Singular Value Decomposition (SVD) can be regarded as a generalization of square matrix eigenvalue decomposition, which is suitable for matrices of arbitrary shapes.
For matrix $A\in \R^{m\times n}$, without loss of generality, assuming $m\geq n$, singular value decomposition is expected to achieve:
$A=U\Sigma V^T$
Where $U, V$ are orthogonal matrices of order $m, n$ respectively, where the vectors are called left/right singular vectors, $\Sigma$ is the $m\times n$ pair of non-negative main diagonal elements arranged in descending order Angular matrix, called singular value matrix. As shown below:
If $\Sigma$ has rank $r$, you can omit the zeros of the matrix and get a more compact result:
Singular value decomposition must exist, which can be proved by constructing the corresponding decomposition matrix $U,\Sigma,V$. For specific proof, see Li Hang's "Statistical Learning Methods". The proof process includes operations. Of course, you can directly look at the more concise and clear calculation method . Simply put, it is to calculate the eigenvalues of $AA^T$ and $A^TA$ and the corresponding orthogonal matrices, and use the square roots of the eigenvalues to form a singular value matrix.
Geometric meaning: In the case of the first picture above, for vector $x$, the transformation $Ax=U\Sigma V^Tx$ can be understood as first performing a rotation transformation of the orthogonal matrix $V^T$, and then $\ Sigma$ scaling transformation and mapping to $m$ dimensional space, and finally performing $U$ rotation transformation.
Usually the singular values decrease quickly, so the first few larger singular values can be taken and the smaller singular values can be ignored to achieve matrix compression.

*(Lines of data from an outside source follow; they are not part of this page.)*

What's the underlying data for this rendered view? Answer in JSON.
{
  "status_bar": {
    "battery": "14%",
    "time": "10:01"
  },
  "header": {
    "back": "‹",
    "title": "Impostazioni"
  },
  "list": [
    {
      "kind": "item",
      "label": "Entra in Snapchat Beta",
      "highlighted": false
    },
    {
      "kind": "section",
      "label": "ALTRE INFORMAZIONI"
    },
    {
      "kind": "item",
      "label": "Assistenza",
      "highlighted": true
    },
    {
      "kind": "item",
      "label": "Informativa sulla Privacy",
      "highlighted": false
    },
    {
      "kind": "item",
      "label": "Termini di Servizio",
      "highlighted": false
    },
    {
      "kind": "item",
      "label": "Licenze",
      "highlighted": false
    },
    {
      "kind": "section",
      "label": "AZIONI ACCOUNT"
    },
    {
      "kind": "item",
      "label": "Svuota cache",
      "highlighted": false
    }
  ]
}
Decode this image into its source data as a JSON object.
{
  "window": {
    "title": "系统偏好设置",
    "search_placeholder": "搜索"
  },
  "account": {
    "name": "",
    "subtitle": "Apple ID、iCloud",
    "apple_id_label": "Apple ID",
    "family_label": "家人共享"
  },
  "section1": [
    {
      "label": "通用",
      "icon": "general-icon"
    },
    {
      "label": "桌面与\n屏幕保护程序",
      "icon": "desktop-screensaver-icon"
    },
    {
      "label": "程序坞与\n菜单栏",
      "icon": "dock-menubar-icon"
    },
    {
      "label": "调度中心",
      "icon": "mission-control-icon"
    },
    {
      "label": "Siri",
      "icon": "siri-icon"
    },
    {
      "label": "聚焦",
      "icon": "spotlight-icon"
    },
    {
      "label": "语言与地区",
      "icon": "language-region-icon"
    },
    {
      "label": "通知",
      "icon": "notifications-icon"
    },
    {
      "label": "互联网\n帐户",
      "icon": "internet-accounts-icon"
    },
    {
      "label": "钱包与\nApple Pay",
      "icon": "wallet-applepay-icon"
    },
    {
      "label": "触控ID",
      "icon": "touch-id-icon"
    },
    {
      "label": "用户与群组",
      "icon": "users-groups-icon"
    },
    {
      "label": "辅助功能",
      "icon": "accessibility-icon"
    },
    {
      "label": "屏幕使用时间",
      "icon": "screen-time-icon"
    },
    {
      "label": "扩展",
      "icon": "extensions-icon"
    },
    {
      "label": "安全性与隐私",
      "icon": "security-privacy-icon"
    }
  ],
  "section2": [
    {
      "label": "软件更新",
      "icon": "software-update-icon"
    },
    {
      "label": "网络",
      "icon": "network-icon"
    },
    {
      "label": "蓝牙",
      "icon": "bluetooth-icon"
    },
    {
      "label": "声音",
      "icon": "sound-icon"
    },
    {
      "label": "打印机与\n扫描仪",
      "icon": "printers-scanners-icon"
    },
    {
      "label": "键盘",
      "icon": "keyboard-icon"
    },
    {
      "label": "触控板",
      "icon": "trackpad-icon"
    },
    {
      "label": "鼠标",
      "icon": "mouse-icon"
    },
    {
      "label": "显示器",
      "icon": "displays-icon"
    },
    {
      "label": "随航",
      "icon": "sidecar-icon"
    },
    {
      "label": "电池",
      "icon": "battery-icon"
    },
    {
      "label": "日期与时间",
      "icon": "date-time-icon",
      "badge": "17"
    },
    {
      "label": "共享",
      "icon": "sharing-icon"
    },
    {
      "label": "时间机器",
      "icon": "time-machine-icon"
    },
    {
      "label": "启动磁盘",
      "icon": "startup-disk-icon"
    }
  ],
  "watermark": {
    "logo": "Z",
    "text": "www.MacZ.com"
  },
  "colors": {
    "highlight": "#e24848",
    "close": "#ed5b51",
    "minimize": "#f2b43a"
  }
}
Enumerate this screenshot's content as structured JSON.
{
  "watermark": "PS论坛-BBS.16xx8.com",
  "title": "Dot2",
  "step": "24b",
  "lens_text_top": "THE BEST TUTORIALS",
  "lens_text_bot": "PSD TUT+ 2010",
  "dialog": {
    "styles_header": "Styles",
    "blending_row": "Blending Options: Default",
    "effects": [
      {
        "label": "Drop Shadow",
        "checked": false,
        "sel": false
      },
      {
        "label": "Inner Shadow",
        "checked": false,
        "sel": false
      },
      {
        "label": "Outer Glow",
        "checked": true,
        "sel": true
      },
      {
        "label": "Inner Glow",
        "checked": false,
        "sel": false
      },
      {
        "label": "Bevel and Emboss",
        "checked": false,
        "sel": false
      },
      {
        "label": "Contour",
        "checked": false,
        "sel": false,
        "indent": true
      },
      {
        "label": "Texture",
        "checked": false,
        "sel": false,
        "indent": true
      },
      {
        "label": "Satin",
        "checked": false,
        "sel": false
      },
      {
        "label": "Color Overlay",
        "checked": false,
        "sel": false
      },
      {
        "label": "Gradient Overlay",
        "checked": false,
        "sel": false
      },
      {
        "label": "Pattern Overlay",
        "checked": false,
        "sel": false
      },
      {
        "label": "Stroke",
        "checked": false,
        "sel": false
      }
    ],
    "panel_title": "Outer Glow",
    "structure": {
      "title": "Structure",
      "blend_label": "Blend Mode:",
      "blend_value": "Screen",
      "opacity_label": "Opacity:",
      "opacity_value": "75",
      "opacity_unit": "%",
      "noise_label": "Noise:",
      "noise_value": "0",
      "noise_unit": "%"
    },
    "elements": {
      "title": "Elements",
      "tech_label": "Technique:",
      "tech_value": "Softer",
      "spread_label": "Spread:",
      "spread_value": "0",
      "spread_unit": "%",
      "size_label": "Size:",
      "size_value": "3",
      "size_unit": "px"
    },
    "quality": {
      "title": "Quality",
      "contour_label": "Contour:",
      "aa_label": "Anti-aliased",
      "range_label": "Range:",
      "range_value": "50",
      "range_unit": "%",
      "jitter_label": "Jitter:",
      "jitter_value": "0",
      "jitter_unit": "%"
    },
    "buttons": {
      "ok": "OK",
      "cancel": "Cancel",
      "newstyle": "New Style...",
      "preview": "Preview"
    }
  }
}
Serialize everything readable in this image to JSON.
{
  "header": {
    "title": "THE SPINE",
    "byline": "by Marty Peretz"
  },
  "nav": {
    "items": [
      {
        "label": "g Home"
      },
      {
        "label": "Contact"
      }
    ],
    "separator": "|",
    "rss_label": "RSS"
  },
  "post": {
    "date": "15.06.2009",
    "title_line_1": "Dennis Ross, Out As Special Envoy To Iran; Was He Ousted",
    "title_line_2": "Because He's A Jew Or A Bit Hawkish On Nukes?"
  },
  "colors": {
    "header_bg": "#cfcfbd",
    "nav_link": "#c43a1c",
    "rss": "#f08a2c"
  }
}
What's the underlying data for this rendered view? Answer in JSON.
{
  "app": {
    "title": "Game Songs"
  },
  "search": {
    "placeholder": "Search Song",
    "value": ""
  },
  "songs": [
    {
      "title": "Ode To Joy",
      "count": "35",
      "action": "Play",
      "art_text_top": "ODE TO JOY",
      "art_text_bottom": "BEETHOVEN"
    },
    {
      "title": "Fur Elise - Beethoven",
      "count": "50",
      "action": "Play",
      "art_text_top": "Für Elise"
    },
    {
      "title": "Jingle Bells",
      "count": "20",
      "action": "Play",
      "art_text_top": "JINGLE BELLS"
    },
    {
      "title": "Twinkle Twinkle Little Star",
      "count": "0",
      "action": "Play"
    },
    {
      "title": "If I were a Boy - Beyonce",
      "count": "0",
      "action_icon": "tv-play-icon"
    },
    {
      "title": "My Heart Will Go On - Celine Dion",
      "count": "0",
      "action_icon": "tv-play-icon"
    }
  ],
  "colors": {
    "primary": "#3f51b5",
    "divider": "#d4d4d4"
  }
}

The inverse, left inverse, right inverse and pseudo inverse of a matrix can be obtained through singular value decomposition, see here . Among them, the inverse matrix is only available for full-rank square matrices, the left inverse is only available for column-full-rank matrices, the right inverse is only available for row-full-rank matrices, and the pseudo-inverse is to solve an approximate inverse matrix when the rows and rows are not full rank. Pseudo-inversion cannot completely restore the operation of the original matrix, and information will be lost. You can also find the right pseudo-inverse when the rows are of full rank, and you can also find the left pseudo-inverse when the columns are of full rank.